Morte Lenta

"A morte é apenas um caminho"

Esta frase tola e sem sentido pendulou em minha mente por todos os confins de minha existência. Mania besta esta do homem de querer saber e viver além do que lhe foi prometido. A morte é fato, e ela vem. Pelo menos foi isto que minha mãe me ensinou, foi isto que ela aprendeu na igreja antiga a qual frequentava. Igreja esta que fugi, depois de conhecer as outras coisas do mundo. Minha mãe não se conformou, mas foi consolada pelo Pastor que lhe disse:

— Não tema, Dona Eulália.
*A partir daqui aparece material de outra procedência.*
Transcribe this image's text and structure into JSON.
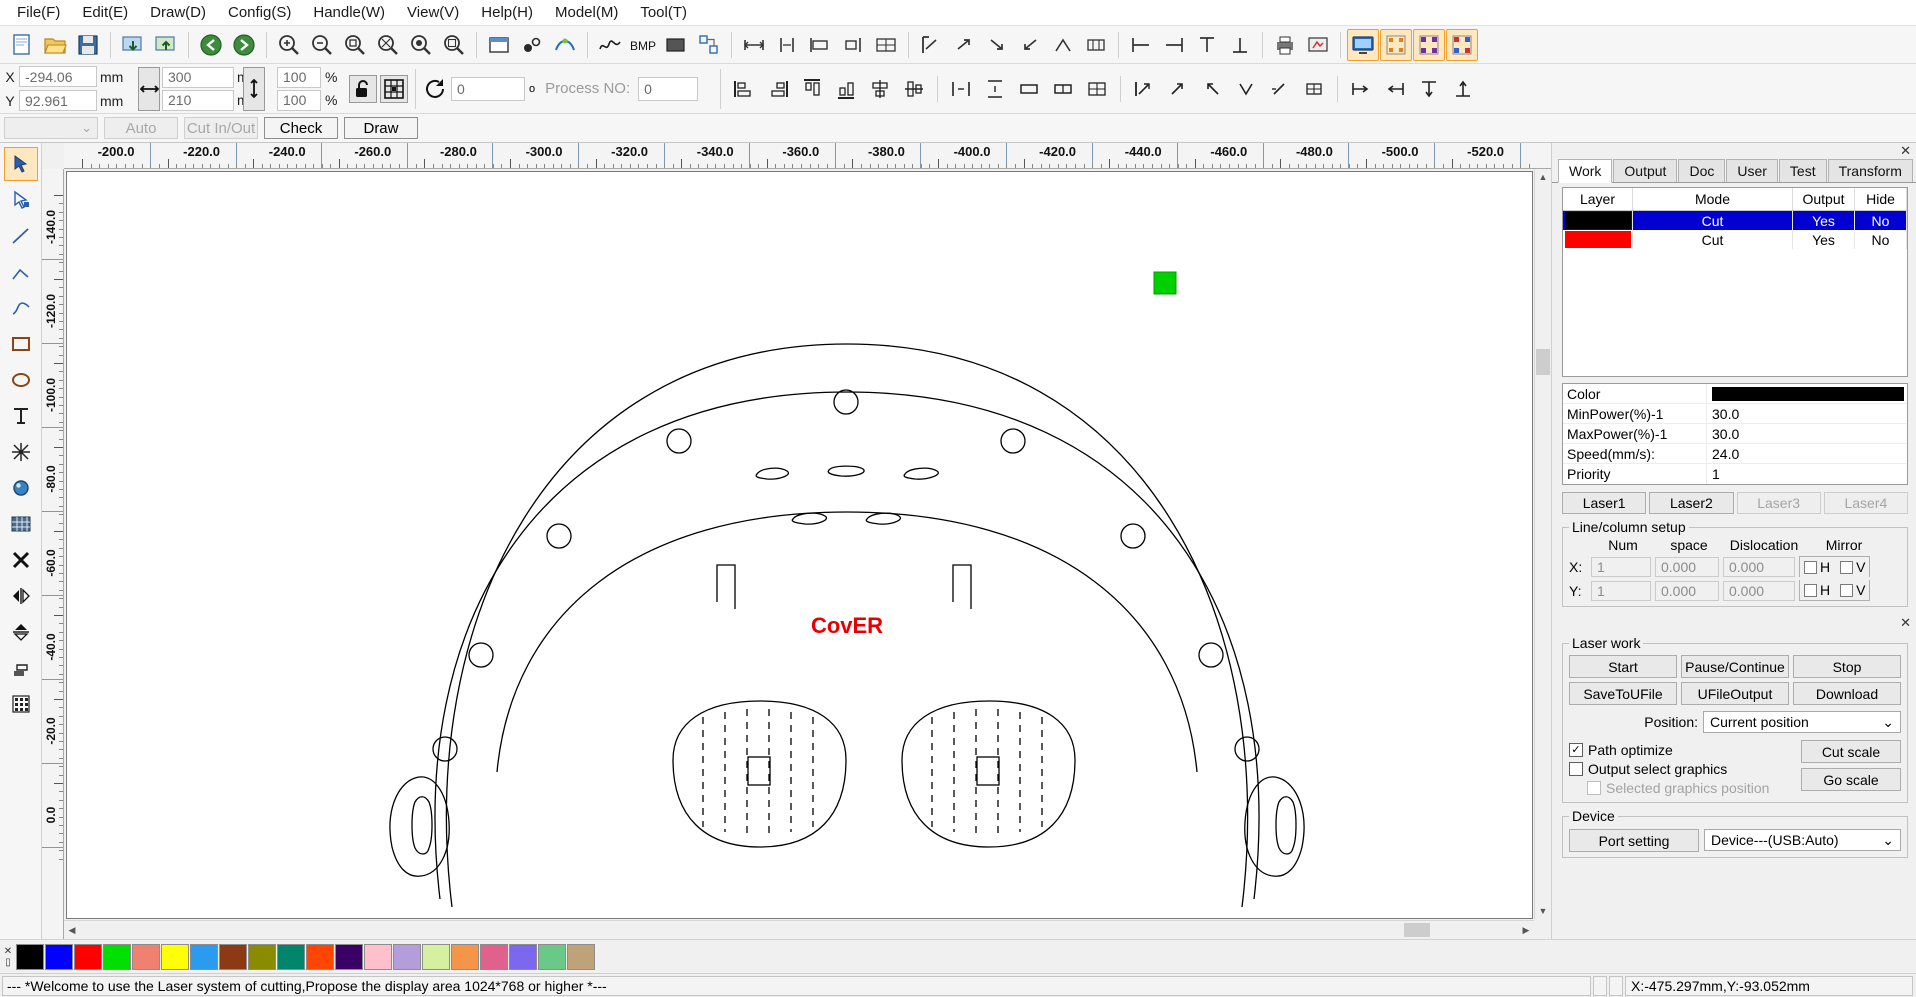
{
  "menu": {
    "items": [
      {
        "label": "File(F)",
        "name": "menu-file"
      },
      {
        "label": "Edit(E)",
        "name": "menu-edit"
      },
      {
        "label": "Draw(D)",
        "name": "menu-draw"
      },
      {
        "label": "Config(S)",
        "name": "menu-config"
      },
      {
        "label": "Handle(W)",
        "name": "menu-handle"
      },
      {
        "label": "View(V)",
        "name": "menu-view"
      },
      {
        "label": "Help(H)",
        "name": "menu-help"
      },
      {
        "label": "Model(M)",
        "name": "menu-model"
      },
      {
        "label": "Tool(T)",
        "name": "menu-tool"
      }
    ]
  },
  "toolbar": {
    "icons": [
      "new-file-icon",
      "open-file-icon",
      "save-file-icon",
      "import-icon",
      "export-icon",
      "undo-icon",
      "redo-icon",
      "zoom-in-icon",
      "zoom-out-icon",
      "zoom-out-step-icon",
      "zoom-fit-icon",
      "zoom-selection-icon",
      "zoom-page-icon",
      "zoom-window-icon",
      "rect-preview-icon",
      "node-edit-icon",
      "curve-smooth-icon",
      "curve-icon",
      "bmp-icon",
      "fill-icon",
      "offset-icon",
      "measure-icon",
      "array-icon",
      "align-left-icon",
      "align-right-icon",
      "print-icon",
      "preview-icon",
      "screen-icon",
      "marker1-icon",
      "marker2-icon",
      "marker3-icon"
    ],
    "bmp_label": "BMP"
  },
  "coords": {
    "x_label": "X",
    "y_label": "Y",
    "x_value": "-294.06",
    "y_value": "92.961",
    "unit": "mm",
    "width_value": "300",
    "height_value": "210",
    "width_unit": "mm",
    "height_unit": "mm",
    "scale_x": "100",
    "scale_y": "100",
    "percent": "%",
    "rotate_value": "0",
    "degree": "o",
    "process_no_label": "Process NO:",
    "process_no_value": "0",
    "width_icon": "horizontal-resize-icon",
    "height_icon": "vertical-resize-icon",
    "lock_icon": "unlock-icon",
    "grid_icon": "anchor-grid-icon",
    "rotate_icon": "rotate-icon"
  },
  "row3": {
    "combo_value": "",
    "auto_label": "Auto",
    "cut_in_out_label": "Cut In/Out",
    "check_label": "Check",
    "draw_label": "Draw"
  },
  "lefttools": {
    "items": [
      {
        "name": "select-tool",
        "icon": "arrow-select-icon",
        "selected": true
      },
      {
        "name": "node-edit-tool",
        "icon": "node-arrow-icon",
        "selected": false
      },
      {
        "name": "line-tool",
        "icon": "line-icon",
        "selected": false
      },
      {
        "name": "polyline-tool",
        "icon": "polyline-icon",
        "selected": false
      },
      {
        "name": "bezier-tool",
        "icon": "bezier-icon",
        "selected": false
      },
      {
        "name": "rectangle-tool",
        "icon": "rectangle-icon",
        "selected": false
      },
      {
        "name": "ellipse-tool",
        "icon": "ellipse-icon",
        "selected": false
      },
      {
        "name": "text-tool",
        "icon": "text-icon",
        "selected": false
      },
      {
        "name": "star-tool",
        "icon": "star-icon",
        "selected": false
      },
      {
        "name": "capture-tool",
        "icon": "camera-icon",
        "selected": false
      },
      {
        "name": "array-tool",
        "icon": "grid-array-icon",
        "selected": false
      },
      {
        "name": "delete-tool",
        "icon": "close-x-icon",
        "selected": false
      },
      {
        "name": "mirror-h-tool",
        "icon": "mirror-horizontal-icon",
        "selected": false
      },
      {
        "name": "mirror-v-tool",
        "icon": "mirror-vertical-icon",
        "selected": false
      },
      {
        "name": "offset-tool",
        "icon": "offset-layer-icon",
        "selected": false
      },
      {
        "name": "dot-array-tool",
        "icon": "dot-grid-icon",
        "selected": false
      }
    ]
  },
  "ruler": {
    "h_labels": [
      "-200.0",
      "-220.0",
      "-240.0",
      "-260.0",
      "-280.0",
      "-300.0",
      "-320.0",
      "-340.0",
      "-360.0",
      "-380.0",
      "-400.0",
      "-420.0",
      "-440.0",
      "-460.0",
      "-480.0",
      "-500.0",
      "-520.0"
    ],
    "v_labels": [
      "-140.0",
      "-120.0",
      "-100.0",
      "-80.0",
      "-60.0",
      "-40.0",
      "-20.0",
      "0.0"
    ]
  },
  "canvas": {
    "text_label": "CovER",
    "text_color": "#e80000",
    "marker_color": "#00d000"
  },
  "right": {
    "close_icon": "close-icon",
    "tabs": [
      {
        "label": "Work",
        "selected": true
      },
      {
        "label": "Output",
        "selected": false
      },
      {
        "label": "Doc",
        "selected": false
      },
      {
        "label": "User",
        "selected": false
      },
      {
        "label": "Test",
        "selected": false
      },
      {
        "label": "Transform",
        "selected": false
      }
    ],
    "layer_table": {
      "headers": [
        "Layer",
        "Mode",
        "Output",
        "Hide"
      ],
      "rows": [
        {
          "color": "#000000",
          "mode": "Cut",
          "output": "Yes",
          "hide": "No",
          "selected": true
        },
        {
          "color": "#ff0000",
          "mode": "Cut",
          "output": "Yes",
          "hide": "No",
          "selected": false
        }
      ]
    },
    "params": [
      {
        "key": "Color",
        "value": "",
        "swatch": "#000000"
      },
      {
        "key": "MinPower(%)-1",
        "value": "30.0"
      },
      {
        "key": "MaxPower(%)-1",
        "value": "30.0"
      },
      {
        "key": "Speed(mm/s):",
        "value": "24.0"
      },
      {
        "key": "Priority",
        "value": "1"
      }
    ],
    "lasers": [
      {
        "label": "Laser1",
        "enabled": true
      },
      {
        "label": "Laser2",
        "enabled": true
      },
      {
        "label": "Laser3",
        "enabled": false
      },
      {
        "label": "Laser4",
        "enabled": false
      }
    ],
    "linecolumn": {
      "legend": "Line/column setup",
      "headers": [
        "Num",
        "space",
        "Dislocation",
        "Mirror"
      ],
      "x_label": "X:",
      "y_label": "Y:",
      "x_num": "1",
      "x_space": "0.000",
      "x_dislocation": "0.000",
      "y_num": "1",
      "y_space": "0.000",
      "y_dislocation": "0.000",
      "mirror_h": "H",
      "mirror_v": "V"
    },
    "laserwork": {
      "legend": "Laser work",
      "buttons": [
        "Start",
        "Pause/Continue",
        "Stop",
        "SaveToUFile",
        "UFileOutput",
        "Download"
      ],
      "position_label": "Position:",
      "position_value": "Current position",
      "path_optimize": "Path optimize",
      "path_optimize_checked": true,
      "output_select_graphics": "Output select graphics",
      "output_select_checked": false,
      "selected_graphics_position": "Selected graphics position",
      "selected_graphics_enabled": false,
      "cut_scale": "Cut scale",
      "go_scale": "Go scale"
    },
    "device": {
      "legend": "Device",
      "port_setting": "Port setting",
      "device_value": "Device---(USB:Auto)"
    }
  },
  "palette": {
    "close_icon": "close-icon",
    "colors": [
      "#000000",
      "#0000ff",
      "#ff0000",
      "#00e000",
      "#f08070",
      "#ffff00",
      "#2b9bf0",
      "#8b3a13",
      "#8b8b00",
      "#00846a",
      "#ff4500",
      "#3a0066",
      "#ffc0cb",
      "#b39ddb",
      "#d4f0a0",
      "#f4954a",
      "#e0628c",
      "#7b68ee",
      "#6ac987",
      "#bda377"
    ]
  },
  "status": {
    "message": "--- *Welcome to use the Laser system of cutting,Propose the display area 1024*768 or higher *---",
    "coordinate": "X:-475.297mm,Y:-93.052mm"
  }
}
Embora a mente surda dele não entenda, o desviado se suja com os pecados do mundo, mas pode ser limpo quando compreender a verdade. O mundo ira trai-lo. Nós o aceitaremos de volta e o perdoaremos por ter se desviado. Ele será novamente um de nós.

Isto acalmou o coração de minha doce mãe, e ela parou de tentar me convencer, esperando o mundo me trair.

Antes de tudo isto, a morte levou o meu pai, o levou na condição de desviado, e a igreja dizia que por isto Deus não o perdoou. Ele morreu jovem, bem mais jovem que eu, e dentro de mim, ecoava um grito de vitória, por ter vivido há mais tempo que ele. Pois é, a morte... Vem sem a gente chamar, com uma desculpa boba para te levar, te arrastar dos que lhe rodeiam e lhe escrachar a uma nova condição. Que diabos de caminho seria este?

Em um de meus dias qualquer, acendi um baseado curto no quarto de um motel barato. Prendi e só soltei para beber um bom gole de vinho. A moça deitada na cama me convidou para o segundo ato, e eu, entorpecido de meus pensamentos alimentados pelos meus vícios, sorri e obedeci. Enquanto sua boca me devorava eu pensava em mim, em meu egoísmo hediondo. Pensava na historia boba de minha mãe... Certa vez, ela me contou em lagrimas que fui fruto de um namoro imaturo e rápido, que meu pai morreu com apenas 19 anos e que os outros parentes não acreditaram que o filho era dele.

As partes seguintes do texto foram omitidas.